Read the extract and complete the activities given below:
At a corner of Sixth Avenue electric lights and cunningly displayed wares behind plate-glass made a shop window attractive. Soapy took a stone and dashed it through the glass. People came running, round the corner, a policeman in the lead. Soapy stood still with his hands in his pockets, and smiled at the sight of brass buttons.
"Where's the man that done that?" inquired the officer agitatedly.
"Don't you think that I might have had something to do with it?" said Soapy, with a friendly voice, as one greets good fortune.
The policeman refused to accept Soapy even as a clue. Men who smash windows do not remain to chat with the police. They take to their heels. The policeman saw a man half-way down the block running to catch a car. With drawn club he joined in the pursuit. Soapy, with disgust in his heart, drifted along, twice unsuccessful.
On the opposite side of the street was a restaurant of no great pretensions. It catered to large appetites and modest purses. Its crockery and atmosphere were thick; its soup and napery thin. Into this place Soapy betook himself without challenge. At a table he sat and consumed beefsteak, flapjacks, doughnuts and pie. And then he told the waiter the fact that the minutest coin and himself were total strangers.
"Now, get busy and call a cop," said Soapy. "And don't keep a gentleman waiting."

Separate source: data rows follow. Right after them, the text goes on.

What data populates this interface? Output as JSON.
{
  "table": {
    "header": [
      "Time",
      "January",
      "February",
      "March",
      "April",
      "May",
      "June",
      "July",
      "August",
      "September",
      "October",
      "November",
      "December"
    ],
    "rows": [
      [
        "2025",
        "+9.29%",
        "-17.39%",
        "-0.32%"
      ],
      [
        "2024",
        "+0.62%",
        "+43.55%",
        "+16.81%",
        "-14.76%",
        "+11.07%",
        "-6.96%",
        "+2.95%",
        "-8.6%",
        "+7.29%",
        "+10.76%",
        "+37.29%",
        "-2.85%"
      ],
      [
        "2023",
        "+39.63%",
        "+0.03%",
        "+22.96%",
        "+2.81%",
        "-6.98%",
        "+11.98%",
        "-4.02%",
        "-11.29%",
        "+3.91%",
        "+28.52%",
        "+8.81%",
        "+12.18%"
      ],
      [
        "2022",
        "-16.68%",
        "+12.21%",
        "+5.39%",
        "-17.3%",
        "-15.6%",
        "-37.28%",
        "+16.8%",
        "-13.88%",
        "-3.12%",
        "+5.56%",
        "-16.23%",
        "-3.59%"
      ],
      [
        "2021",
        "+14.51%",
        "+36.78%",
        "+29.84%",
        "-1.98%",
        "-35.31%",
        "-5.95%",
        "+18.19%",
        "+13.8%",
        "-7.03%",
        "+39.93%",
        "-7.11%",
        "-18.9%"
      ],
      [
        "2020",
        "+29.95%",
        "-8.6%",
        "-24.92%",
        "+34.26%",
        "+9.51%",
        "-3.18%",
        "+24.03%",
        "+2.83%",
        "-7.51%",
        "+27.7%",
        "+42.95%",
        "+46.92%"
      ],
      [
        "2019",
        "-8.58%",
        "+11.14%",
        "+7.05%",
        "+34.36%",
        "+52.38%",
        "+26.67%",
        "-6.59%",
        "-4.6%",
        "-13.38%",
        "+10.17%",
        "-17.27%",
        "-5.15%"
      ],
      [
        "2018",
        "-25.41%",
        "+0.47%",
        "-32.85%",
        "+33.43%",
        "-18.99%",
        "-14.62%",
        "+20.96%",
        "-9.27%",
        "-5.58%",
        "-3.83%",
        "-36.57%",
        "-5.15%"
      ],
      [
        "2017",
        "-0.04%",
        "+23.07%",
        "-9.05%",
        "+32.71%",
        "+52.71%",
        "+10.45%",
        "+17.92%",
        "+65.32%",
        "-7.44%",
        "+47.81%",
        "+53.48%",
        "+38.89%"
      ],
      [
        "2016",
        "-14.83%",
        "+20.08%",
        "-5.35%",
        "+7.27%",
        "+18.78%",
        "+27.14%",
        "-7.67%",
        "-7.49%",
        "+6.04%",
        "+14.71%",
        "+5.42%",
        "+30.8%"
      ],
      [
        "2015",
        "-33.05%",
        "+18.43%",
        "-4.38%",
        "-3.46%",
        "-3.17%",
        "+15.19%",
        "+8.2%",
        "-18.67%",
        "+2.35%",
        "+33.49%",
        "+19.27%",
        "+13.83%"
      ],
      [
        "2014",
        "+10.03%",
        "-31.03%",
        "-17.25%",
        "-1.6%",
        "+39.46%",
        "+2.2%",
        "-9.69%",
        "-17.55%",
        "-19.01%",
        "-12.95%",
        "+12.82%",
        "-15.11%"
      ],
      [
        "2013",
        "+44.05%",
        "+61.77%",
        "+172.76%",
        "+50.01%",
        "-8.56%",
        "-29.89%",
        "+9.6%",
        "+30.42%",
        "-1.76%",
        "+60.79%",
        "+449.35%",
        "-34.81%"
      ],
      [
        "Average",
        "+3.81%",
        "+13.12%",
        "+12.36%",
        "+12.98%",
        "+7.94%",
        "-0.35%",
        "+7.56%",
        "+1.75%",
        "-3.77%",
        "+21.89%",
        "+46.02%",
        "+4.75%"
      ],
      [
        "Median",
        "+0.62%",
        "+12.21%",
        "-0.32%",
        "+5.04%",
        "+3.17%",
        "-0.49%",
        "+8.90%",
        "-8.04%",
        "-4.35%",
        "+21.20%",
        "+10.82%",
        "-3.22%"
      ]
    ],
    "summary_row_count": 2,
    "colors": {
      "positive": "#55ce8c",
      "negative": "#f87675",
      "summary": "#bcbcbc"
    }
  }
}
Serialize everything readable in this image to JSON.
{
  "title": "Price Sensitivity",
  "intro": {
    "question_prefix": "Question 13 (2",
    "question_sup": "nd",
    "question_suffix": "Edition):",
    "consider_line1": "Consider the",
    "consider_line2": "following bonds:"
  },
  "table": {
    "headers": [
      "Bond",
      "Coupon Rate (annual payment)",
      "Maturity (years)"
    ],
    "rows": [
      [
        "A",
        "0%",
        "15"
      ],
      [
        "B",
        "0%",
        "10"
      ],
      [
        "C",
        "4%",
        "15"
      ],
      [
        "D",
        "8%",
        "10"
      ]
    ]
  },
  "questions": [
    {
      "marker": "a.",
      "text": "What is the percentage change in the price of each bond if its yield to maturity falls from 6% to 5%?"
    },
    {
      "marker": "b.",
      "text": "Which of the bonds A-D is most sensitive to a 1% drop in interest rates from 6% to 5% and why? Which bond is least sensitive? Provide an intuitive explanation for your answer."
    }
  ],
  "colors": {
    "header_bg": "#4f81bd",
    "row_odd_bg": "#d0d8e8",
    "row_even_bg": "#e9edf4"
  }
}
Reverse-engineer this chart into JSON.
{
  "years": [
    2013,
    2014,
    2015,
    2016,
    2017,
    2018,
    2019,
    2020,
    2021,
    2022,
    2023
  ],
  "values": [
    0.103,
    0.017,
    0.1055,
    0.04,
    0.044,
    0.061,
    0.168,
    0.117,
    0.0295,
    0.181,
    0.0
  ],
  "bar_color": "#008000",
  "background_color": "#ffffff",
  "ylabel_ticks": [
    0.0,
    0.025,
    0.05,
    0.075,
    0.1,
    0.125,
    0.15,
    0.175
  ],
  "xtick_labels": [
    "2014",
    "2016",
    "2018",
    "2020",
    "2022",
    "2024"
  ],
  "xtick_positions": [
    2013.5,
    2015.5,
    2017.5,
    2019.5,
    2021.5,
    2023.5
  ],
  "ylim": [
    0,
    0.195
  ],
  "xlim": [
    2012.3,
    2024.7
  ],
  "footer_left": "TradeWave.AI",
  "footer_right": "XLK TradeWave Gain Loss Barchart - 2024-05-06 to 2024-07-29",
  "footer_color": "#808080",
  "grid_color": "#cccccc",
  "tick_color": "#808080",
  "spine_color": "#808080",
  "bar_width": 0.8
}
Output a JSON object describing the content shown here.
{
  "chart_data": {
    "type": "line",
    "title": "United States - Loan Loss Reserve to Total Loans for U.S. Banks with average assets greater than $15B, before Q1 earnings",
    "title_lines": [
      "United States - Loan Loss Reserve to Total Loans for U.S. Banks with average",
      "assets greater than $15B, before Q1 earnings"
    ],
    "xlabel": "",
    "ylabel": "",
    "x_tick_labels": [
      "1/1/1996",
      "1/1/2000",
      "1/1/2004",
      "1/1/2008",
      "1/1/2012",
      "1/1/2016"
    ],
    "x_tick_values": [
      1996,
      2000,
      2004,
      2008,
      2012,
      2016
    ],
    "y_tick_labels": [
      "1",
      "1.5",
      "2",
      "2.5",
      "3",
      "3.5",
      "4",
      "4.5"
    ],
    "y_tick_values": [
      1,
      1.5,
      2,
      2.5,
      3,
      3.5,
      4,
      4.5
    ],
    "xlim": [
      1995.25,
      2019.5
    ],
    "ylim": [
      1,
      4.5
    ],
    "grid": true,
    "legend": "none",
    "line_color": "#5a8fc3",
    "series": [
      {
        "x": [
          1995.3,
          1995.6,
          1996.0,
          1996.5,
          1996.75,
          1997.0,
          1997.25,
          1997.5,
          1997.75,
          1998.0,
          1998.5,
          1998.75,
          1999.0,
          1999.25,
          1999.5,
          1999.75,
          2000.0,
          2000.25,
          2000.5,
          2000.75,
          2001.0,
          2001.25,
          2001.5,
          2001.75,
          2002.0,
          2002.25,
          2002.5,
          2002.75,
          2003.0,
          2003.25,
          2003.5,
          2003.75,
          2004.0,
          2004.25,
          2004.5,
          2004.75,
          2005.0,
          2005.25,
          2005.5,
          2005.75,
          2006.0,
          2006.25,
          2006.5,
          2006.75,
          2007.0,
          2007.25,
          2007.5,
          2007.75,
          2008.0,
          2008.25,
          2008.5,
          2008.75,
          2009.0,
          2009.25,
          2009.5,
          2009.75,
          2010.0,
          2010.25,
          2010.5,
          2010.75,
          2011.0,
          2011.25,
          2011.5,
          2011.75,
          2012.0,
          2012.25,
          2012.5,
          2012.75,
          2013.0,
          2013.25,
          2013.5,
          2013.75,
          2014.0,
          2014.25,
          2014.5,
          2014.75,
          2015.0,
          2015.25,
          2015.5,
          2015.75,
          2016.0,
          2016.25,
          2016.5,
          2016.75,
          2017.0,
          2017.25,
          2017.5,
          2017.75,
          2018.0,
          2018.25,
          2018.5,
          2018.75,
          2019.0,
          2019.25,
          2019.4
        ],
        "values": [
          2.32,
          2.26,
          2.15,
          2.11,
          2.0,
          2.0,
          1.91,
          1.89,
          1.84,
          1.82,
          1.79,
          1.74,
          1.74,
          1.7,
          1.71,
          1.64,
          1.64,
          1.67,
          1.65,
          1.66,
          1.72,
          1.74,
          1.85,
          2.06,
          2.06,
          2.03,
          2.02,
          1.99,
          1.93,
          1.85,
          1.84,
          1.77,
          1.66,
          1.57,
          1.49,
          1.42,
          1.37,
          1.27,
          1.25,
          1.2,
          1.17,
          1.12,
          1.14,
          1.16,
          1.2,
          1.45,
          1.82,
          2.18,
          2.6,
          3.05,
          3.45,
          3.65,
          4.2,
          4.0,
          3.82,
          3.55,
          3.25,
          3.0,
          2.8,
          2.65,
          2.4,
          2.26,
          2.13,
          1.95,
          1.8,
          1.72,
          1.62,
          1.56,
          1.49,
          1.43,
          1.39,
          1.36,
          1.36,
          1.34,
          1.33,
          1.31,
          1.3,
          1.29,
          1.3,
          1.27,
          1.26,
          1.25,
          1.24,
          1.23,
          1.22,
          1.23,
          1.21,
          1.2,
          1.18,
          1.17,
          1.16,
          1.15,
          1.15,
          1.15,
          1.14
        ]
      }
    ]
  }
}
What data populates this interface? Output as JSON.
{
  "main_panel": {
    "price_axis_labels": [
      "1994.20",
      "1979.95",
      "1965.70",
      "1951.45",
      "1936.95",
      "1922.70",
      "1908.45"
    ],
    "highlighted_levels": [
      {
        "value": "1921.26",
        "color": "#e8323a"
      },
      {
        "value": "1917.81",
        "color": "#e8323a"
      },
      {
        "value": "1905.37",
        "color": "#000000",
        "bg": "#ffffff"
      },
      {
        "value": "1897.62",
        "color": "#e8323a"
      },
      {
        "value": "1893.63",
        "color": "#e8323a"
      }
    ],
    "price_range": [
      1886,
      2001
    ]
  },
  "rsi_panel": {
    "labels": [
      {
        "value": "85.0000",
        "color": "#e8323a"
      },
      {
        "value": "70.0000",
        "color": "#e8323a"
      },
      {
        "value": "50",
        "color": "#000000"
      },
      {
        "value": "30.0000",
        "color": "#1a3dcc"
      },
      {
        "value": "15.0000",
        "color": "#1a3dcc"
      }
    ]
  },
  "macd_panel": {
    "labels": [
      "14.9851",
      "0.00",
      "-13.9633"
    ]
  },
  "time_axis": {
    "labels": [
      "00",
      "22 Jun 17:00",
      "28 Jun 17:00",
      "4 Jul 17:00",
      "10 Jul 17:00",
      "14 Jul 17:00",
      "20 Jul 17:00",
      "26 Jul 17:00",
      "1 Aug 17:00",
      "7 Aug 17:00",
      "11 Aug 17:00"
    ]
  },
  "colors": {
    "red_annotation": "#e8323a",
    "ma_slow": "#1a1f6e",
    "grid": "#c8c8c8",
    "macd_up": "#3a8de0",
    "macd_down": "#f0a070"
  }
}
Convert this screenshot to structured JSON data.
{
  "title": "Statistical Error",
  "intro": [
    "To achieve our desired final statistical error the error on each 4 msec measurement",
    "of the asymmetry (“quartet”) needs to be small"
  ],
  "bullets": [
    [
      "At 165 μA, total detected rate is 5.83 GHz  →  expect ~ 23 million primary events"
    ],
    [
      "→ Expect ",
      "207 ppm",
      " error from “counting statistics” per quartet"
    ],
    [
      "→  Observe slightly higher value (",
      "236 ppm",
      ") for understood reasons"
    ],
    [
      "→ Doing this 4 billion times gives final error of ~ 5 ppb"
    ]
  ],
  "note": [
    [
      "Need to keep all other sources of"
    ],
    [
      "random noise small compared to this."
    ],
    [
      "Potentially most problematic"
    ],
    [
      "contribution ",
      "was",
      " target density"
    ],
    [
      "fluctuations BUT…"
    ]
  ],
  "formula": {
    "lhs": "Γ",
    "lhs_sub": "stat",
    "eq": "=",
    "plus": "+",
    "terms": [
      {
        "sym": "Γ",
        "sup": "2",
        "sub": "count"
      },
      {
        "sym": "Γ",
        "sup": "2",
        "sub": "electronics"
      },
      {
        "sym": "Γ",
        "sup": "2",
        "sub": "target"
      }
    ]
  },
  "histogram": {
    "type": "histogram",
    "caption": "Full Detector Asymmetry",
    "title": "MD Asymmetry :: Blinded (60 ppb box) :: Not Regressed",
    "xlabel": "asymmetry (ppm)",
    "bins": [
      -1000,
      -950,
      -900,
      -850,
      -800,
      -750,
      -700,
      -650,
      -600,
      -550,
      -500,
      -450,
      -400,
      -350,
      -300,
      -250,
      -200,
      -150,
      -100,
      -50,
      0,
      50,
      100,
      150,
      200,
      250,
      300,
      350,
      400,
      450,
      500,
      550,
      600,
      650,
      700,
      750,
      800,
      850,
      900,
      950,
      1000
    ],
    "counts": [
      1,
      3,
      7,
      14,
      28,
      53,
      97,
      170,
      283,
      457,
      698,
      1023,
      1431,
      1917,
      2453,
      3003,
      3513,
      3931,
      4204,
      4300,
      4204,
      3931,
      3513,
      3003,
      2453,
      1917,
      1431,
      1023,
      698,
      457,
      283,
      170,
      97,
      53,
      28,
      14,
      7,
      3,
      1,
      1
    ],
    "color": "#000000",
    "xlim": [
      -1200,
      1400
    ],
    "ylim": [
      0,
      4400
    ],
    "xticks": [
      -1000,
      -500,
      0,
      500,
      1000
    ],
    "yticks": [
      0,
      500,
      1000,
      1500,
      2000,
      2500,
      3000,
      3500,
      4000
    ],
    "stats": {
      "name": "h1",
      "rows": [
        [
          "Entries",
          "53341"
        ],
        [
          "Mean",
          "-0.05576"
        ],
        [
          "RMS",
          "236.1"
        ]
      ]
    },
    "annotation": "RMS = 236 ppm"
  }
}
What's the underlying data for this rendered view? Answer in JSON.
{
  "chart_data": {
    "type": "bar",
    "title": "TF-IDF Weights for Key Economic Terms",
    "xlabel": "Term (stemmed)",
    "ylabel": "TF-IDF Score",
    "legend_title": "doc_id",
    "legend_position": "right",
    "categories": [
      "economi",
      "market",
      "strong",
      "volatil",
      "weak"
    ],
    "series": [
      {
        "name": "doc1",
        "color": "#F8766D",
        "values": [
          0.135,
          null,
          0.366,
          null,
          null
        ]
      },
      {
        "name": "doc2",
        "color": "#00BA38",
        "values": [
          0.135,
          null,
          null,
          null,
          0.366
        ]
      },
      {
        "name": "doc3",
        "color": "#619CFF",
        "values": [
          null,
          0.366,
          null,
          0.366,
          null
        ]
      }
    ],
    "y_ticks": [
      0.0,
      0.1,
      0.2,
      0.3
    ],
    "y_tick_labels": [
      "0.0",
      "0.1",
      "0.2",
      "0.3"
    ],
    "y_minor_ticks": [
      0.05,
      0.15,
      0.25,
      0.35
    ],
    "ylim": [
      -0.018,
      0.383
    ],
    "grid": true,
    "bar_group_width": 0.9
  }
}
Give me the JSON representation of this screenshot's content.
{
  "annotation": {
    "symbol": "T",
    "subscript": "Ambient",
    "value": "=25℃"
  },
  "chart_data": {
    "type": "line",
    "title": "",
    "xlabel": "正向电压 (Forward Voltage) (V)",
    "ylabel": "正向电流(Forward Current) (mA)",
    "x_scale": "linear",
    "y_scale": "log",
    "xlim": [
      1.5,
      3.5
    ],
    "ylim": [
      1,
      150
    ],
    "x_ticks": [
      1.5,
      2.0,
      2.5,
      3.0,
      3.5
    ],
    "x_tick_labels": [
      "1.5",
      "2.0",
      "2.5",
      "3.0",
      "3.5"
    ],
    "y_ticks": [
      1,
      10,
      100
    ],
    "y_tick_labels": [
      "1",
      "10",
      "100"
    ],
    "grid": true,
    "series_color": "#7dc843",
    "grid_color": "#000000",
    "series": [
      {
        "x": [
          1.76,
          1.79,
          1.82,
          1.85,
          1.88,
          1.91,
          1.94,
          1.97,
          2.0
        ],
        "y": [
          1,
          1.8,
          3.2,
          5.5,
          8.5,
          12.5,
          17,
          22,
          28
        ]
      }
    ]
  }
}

"No cop for you," said the waiter, with a voice like butter cakes and an eye like the cherry in the Manhattan cocktail. "Hey, Con!"
Neatly upon his left ear on the callous pavement two waiters pitched Soapy. He arose, joint by joint, as a carpenter's rule opens, and dusted his clothes. Arrest seemed now but an elusive dream. The island seemed very far away. A policeman who stood before a drugstore two doors away laughed and walked down the street.